Сиракова судорожно сглотнула слюну и снова в испуге взглянула на мужа.

— Но ведь брат оставил мне сундучок просто так, чтобы я сберегла для него…

Правая рука-шпага хозяина описала дугу и остановилась на хозяйке, в то время как его сердитое лицо было обращено ко мне:

— Вот с каким человеком я живу под одной крышей!

Тут Сираков устремил убийственный взгляд на подругу своей жизни и воскликнул:

— Изменница! Иуда искариотская!

— Но он же мой брат, Коста… — оправдывалась хозяйка. — Там подарки были от родных, старинные мамины бусы…

— Как выглядит этот сундучок? — спросил я.

— Ну такой четырехугольный, стальной, — Сиракова показала руками размеры сундучка. — Похож на те, в которых торговцы держат днем деньги…

— А вы никогда не заглядывали в сундучок? Семейные драгоценности всегда притягивают.

— Как туда заглянешь? Сундучок открывался шифром. Ну у замочка был шифр. Иначе Иван ни за что не оставил бы его, он такой недоверчивый.

— Да-а… Маленькая услуга, которую вы оказали вашему брату, называется утаиванием доказательств и, естественно, карается законом. Хорошо все-таки, что вы признались. Интересно, что было в сундучке?..

— Не знаю, — пожала плечами Сиракова. — При мне он его не открывал.
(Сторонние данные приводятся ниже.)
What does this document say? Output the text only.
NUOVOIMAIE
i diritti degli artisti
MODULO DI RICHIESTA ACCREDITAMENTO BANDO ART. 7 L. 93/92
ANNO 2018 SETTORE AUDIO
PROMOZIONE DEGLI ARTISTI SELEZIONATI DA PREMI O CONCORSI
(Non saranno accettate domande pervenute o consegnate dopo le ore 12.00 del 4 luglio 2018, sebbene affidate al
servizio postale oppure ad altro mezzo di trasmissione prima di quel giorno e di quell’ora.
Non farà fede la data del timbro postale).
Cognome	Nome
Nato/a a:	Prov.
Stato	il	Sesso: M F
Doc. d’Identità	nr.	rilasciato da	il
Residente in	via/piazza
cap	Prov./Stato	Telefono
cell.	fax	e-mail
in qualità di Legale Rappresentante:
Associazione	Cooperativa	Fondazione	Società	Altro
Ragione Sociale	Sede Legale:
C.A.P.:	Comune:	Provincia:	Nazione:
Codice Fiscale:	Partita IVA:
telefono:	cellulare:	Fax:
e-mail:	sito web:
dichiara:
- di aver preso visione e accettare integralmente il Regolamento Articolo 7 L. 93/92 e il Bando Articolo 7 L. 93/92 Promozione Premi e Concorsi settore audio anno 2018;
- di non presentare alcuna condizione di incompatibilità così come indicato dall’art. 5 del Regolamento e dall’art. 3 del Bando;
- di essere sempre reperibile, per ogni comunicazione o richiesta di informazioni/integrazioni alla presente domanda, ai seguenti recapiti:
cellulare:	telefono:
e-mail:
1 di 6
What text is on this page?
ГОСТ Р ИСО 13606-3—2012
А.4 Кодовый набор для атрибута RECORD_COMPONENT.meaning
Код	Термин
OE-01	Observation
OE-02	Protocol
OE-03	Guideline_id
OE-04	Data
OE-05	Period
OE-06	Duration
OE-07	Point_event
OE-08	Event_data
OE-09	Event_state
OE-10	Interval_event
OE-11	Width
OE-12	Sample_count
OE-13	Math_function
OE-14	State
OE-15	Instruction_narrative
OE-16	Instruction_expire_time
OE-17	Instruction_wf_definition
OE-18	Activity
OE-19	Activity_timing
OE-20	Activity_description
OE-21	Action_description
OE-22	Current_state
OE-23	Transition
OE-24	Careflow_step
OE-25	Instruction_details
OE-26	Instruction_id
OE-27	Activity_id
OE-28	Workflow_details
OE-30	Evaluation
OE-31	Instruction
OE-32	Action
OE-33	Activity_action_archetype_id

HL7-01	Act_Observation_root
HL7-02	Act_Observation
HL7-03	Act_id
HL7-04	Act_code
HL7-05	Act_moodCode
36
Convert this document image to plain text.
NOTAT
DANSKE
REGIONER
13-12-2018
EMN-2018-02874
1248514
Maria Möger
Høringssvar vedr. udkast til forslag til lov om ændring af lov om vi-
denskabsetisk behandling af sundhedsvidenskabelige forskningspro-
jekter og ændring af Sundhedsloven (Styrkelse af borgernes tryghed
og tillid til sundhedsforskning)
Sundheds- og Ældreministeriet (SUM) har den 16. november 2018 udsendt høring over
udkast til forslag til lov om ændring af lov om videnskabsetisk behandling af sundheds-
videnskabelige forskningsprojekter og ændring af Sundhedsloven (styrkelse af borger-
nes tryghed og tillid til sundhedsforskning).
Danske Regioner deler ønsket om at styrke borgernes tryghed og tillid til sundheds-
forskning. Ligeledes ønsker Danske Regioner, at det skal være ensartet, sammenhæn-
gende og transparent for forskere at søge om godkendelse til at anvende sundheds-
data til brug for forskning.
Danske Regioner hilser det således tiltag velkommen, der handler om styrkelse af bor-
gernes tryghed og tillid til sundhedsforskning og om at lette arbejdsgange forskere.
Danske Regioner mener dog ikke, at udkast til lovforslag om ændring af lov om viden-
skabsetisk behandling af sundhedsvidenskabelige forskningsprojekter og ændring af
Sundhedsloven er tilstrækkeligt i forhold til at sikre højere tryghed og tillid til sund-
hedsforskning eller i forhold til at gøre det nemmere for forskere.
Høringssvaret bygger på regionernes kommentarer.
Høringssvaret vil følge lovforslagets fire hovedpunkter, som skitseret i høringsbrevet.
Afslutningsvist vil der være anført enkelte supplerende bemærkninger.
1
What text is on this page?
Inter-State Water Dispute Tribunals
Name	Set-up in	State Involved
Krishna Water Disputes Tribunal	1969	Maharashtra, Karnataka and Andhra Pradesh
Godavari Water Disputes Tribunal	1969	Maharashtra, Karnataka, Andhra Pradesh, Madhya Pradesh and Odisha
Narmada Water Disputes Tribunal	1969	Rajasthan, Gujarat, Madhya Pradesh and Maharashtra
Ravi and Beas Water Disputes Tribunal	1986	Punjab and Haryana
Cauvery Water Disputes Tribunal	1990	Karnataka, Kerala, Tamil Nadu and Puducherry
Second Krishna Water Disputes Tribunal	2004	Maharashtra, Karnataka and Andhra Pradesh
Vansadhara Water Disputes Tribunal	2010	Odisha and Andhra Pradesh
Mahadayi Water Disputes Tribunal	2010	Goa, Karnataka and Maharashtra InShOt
— Но вы, наверное, встряхивали его, чтобы проверить, как звенят мамины бусы?

— Ничего там не звенело. Он был так набит, что ничего в нем с места не двигалось. И тяжелый был.

Последняя подробность, видно, разожгла воображение Сиракова, ибо он снова воскликнул:

— Изменница! Иуда искариотская!

— Ну, снова ты, Коста! Он же мой брат! — всхлипывая, возражала хозяйка.

Вскоре мысли ее приобрели более практичное направление.

— Вы, конечно, нашли этот сундучок?

— Пока что нет, — ответил я, — но как только найдем, дадим вам знать… А как случилось, что ваш брат перебрался жить в другое место?

— Потому что он его выгнал! — Сиракова указала на своего мужа.

— Еще бы! Стану я с ним церемониться! — хмуро проговорил муж.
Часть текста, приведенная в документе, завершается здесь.